Leading up to the general election, it was clear that the next governor of Michigan would face tremendous opportunities and entrenched obstacles. Whether the next state executive would be Ann Arbor businessman Rick Snyder or Lansing Mayor Virg Bernero (Snyder ultimately prevailed), the winner would have to act decisively if he was serious about improving Michigan’s economic fortunes and subduing government spending.
Over the last several years, the current governor and other state officials blamed many of the state’s problems on “globalization,” distress in the auto industry and other vaguely defined trends that were implicitly beyond their ability to control. Michigan, lawmakers told us, was a victim of circumstances. The justification for many bad policies — from tax increases to expanding failed economic development programs — was rooted in this mindset.
But there was a gaping hole in the victimization argument. Oakland County, a locale that experienced all the same externalities as the rest of the state, had a balanced budget, earned a triple-A bond rating and attracted new enterprise. If Oakland County could be well-managed during these trying economic times, why couldn’t the state?
The Mackinac Center invited Oakland County Executive L. Brooks Patterson to answer this and other questions at a public event at the Townsend Hotel in Birmingham on Oct. 14. What policies had the county pursued that might be applicable at the state level? What advice would Patterson offer to the incoming governor for leading Michigan out of its economic malaise?
More than 300 people — both longtime Center supporters and new friends — turned out to hear Patterson’s insights. During the reception, guests enjoyed hors d’oeuvres and rubbed shoulders with the likes of former U.S. Attorney General Ed Meese.
The event, which was simulcast live on the home pages of the Mackinac Center and The Oakland Press, was kicked off by Center President Joseph G. Lehman. Lehman reminded the audience that when Republicans took over Congress in 1994 and gained the White House in 2000, “the policy accomplishments didn’t quite match the campaign promises. Government did not shrink. We did not become more free overall. … By the time Republicans were growing government as fast as the Democrats that they’d campaigned against, the voters put them out on their ears.”
Lehman explained how the Mackinac Center was employing new tools to increase transparency and hold politicians accountable. MichiganVotes.org, Michigan Capitol Confidential and investigative videos can equip the “people who are the most civically engaged” because they “have disproportionate influence over policy.
Lehman also introduced a video of Bill Ballenger, editor of the political newsletter “Inside Michigan Politics.” Ballenger delivered an exclusive, detailed preview of the election, full of history, trivia and insider perspective.
Patterson was introduced by Mackinac Center Senior Economist David Littmann. “Our next governor and indeed all of Michigan government could learn a lot from reviewing the budgeting process and the market-oriented policies of L. Brooks Patterson and Oakland County over the last 18 years,” Littmann told the audience.

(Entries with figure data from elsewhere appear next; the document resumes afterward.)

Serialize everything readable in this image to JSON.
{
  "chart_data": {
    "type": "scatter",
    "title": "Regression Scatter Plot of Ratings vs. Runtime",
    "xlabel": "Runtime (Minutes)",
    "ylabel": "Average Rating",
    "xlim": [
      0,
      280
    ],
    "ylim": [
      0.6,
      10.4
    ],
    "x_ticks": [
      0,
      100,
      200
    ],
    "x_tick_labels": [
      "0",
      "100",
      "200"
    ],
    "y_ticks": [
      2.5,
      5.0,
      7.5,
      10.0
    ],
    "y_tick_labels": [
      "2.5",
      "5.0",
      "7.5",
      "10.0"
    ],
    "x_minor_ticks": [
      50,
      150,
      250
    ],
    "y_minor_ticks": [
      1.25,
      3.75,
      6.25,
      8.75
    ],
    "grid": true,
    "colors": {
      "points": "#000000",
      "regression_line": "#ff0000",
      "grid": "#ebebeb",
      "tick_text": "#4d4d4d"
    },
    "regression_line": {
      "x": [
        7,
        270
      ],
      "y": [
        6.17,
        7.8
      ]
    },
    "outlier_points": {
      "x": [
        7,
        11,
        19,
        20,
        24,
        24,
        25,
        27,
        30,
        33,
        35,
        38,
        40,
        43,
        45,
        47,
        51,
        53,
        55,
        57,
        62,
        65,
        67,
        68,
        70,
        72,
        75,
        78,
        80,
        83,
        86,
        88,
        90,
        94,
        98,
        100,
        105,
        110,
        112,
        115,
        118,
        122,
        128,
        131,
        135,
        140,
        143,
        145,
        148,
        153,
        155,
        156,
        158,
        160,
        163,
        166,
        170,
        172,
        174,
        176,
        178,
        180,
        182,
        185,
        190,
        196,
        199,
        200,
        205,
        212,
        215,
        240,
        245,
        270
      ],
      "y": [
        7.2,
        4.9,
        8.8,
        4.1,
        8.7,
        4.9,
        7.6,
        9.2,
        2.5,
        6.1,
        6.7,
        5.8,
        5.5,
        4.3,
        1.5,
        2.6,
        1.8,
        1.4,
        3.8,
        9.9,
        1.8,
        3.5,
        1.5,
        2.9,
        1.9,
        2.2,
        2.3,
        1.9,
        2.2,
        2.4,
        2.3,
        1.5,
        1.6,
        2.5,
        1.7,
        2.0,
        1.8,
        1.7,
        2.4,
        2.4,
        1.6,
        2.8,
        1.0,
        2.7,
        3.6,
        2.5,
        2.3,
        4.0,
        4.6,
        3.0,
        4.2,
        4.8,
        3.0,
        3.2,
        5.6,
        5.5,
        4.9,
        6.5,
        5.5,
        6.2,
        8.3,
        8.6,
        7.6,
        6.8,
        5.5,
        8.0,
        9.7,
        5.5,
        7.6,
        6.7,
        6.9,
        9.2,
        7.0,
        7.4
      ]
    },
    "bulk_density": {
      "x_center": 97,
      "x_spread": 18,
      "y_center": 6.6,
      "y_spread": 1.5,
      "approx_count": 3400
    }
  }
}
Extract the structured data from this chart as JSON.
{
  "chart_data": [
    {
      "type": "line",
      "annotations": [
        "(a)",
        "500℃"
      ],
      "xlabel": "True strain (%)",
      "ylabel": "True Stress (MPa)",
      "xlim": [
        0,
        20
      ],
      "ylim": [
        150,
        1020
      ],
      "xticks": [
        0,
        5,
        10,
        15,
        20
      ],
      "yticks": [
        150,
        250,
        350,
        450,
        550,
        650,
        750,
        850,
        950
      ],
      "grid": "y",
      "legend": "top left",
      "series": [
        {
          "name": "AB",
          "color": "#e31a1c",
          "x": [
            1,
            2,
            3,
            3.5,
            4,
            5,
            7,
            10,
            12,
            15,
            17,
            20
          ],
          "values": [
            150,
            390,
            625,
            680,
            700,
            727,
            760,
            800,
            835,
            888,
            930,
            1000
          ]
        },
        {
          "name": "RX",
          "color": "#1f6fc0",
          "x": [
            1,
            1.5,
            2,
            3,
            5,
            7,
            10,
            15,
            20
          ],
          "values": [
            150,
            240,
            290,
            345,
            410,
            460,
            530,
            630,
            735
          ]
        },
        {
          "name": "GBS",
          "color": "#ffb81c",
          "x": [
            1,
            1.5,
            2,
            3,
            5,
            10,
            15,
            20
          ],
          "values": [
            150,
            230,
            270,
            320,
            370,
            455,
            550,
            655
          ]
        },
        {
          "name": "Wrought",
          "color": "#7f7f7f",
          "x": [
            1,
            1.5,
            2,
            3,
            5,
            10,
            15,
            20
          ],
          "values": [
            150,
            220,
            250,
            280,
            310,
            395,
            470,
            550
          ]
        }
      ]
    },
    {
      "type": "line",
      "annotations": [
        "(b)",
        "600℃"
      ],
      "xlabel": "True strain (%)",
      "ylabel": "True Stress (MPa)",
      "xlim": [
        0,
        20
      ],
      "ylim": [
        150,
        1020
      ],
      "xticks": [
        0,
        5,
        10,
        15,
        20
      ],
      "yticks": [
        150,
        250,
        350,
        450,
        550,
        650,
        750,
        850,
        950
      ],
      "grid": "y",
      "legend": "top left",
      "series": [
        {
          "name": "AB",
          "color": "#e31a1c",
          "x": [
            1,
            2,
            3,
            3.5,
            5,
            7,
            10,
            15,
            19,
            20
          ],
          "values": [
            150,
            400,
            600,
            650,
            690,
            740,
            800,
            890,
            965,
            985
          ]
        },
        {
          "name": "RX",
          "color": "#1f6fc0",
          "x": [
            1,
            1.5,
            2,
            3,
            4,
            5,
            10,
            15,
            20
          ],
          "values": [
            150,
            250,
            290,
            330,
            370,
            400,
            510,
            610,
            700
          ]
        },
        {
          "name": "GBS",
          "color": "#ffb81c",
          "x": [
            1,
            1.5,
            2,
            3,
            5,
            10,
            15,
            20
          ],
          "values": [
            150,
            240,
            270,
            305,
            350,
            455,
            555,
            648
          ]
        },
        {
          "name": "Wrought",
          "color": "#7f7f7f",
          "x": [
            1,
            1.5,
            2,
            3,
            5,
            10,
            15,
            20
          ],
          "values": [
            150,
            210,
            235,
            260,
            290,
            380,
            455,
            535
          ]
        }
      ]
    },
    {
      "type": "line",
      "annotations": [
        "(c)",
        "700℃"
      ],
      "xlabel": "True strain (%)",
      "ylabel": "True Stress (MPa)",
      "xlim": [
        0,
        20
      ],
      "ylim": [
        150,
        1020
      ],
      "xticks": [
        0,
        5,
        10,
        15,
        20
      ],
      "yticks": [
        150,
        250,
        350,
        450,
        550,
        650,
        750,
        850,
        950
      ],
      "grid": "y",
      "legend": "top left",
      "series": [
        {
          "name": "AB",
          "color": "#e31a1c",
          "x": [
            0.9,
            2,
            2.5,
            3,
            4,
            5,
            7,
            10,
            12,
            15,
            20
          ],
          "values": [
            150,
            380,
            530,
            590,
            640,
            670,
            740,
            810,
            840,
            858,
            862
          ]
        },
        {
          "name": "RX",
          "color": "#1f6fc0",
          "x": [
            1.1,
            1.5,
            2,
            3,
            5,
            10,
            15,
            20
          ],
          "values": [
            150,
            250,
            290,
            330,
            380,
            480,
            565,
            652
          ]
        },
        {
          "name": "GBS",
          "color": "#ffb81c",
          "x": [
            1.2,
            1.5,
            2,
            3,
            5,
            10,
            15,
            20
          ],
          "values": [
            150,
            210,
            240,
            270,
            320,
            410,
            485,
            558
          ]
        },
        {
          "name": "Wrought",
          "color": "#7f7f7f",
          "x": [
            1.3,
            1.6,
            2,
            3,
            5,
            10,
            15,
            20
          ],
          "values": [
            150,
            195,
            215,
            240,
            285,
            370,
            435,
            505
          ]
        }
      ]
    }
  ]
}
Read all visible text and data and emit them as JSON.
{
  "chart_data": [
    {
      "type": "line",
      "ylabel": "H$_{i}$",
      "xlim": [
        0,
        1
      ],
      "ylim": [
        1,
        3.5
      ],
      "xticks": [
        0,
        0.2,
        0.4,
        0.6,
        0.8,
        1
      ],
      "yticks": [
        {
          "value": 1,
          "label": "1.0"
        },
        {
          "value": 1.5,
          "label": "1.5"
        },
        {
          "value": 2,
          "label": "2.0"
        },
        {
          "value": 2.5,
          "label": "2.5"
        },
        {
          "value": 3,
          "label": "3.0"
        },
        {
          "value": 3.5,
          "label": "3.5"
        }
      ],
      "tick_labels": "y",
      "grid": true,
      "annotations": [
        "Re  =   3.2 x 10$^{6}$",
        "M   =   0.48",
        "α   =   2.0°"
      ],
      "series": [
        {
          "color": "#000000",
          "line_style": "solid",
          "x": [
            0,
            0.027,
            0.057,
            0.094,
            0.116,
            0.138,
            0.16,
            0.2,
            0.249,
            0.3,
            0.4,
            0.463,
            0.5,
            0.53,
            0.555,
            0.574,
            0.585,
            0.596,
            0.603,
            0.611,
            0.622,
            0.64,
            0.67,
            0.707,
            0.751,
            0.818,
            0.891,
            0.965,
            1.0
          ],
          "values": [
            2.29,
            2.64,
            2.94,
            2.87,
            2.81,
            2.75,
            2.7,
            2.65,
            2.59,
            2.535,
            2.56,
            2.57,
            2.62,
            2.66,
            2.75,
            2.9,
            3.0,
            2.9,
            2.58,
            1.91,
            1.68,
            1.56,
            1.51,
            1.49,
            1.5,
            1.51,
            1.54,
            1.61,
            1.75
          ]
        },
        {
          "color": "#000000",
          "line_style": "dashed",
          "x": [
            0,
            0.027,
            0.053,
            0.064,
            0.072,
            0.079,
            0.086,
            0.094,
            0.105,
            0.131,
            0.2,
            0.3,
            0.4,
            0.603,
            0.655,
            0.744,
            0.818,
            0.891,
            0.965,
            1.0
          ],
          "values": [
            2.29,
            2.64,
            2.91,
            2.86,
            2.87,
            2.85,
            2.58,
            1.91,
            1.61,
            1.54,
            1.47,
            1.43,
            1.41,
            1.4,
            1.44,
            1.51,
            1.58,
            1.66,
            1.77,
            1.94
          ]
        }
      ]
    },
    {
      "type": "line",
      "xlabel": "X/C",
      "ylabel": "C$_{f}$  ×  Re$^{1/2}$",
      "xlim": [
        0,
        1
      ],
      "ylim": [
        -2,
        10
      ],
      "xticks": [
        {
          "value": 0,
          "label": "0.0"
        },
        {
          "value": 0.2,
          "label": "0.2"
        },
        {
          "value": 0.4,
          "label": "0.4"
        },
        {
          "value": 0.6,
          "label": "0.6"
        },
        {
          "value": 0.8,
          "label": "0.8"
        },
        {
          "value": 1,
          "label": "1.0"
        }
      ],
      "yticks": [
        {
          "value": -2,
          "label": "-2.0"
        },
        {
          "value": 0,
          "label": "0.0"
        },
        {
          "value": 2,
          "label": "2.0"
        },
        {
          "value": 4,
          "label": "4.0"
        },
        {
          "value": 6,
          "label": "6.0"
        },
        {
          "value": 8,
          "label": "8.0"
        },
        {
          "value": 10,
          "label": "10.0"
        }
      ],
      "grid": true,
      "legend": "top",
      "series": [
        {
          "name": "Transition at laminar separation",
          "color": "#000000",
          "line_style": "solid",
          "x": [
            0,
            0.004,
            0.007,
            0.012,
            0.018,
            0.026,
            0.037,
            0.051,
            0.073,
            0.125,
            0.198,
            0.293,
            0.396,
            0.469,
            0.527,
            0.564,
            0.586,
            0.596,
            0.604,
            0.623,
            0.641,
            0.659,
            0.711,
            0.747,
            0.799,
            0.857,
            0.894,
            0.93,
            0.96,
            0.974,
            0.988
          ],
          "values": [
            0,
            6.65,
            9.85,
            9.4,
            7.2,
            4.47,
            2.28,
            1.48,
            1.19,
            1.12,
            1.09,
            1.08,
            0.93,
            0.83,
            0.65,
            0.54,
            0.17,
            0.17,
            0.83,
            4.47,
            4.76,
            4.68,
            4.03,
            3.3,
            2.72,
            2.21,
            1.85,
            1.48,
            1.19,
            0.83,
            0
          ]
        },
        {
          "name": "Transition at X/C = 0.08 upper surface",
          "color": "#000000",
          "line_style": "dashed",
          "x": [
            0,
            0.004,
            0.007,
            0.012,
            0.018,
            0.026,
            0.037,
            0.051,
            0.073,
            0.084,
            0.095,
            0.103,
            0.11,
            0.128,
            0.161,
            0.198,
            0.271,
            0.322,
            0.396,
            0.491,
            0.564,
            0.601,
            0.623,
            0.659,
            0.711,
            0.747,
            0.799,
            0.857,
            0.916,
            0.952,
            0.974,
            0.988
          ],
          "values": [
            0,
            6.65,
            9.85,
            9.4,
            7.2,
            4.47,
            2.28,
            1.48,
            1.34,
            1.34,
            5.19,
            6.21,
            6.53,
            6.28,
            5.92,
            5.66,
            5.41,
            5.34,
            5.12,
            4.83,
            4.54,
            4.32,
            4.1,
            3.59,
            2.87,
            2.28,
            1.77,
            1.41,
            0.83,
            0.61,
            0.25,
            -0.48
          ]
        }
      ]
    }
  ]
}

Patterson’s remarks were laced with self-effacing humor, praise for his leadership team and personal anecdotes, as well as recommendations for Michigan’s next governor. One part of Oakland County’s success, he said, is the practice of looking forward. Most governments, he noted, look at revenues and expenditures only one year at a time.
“Oakland County is the only county in America that has a three-year rolling budget,” Patterson said.
Looking forward allows the county to foresee and prepare for problems. For instance, the county expects a significant shortfall in revenues in 2014. “We’re already working on 2014 so when that year rolls up to us, what was a cliff … is going to be a molehill.”
In 1987, the county began addressing the liabilities associated with retirees’ health care. Now Oakland County is the only county in America to have completely paid off its health care debt, according to Patterson. “We’re out of the business. We don’t have a debt. When people come to work for Oakland County, they don’t get a promise of health care in retirement, they get a health savings account. … We don’t have those multibillion dollar legacy costs looming, because we started back in ’87.”
Other changes to employee benefits saved the county additional tens of millions of dollars over the years, Patterson added, and elected officials in the county more than once voluntarily rolled back their own pay. He also challenged department heads from both parties to cut their budgets. And they did.
Oakland County’s success in the face of a shrinking auto industry, a decade-long statewide recession, decreasing population and lost revenues provide a clear example to the next governor — and other elected officials — of how Michigan can succeed. They must be willing to look beyond the immediate, find savings within government and establish a friendly environment for job creation. To do otherwise — to claim that circumstances are beyond our control — is to guarantee that things will only get worse.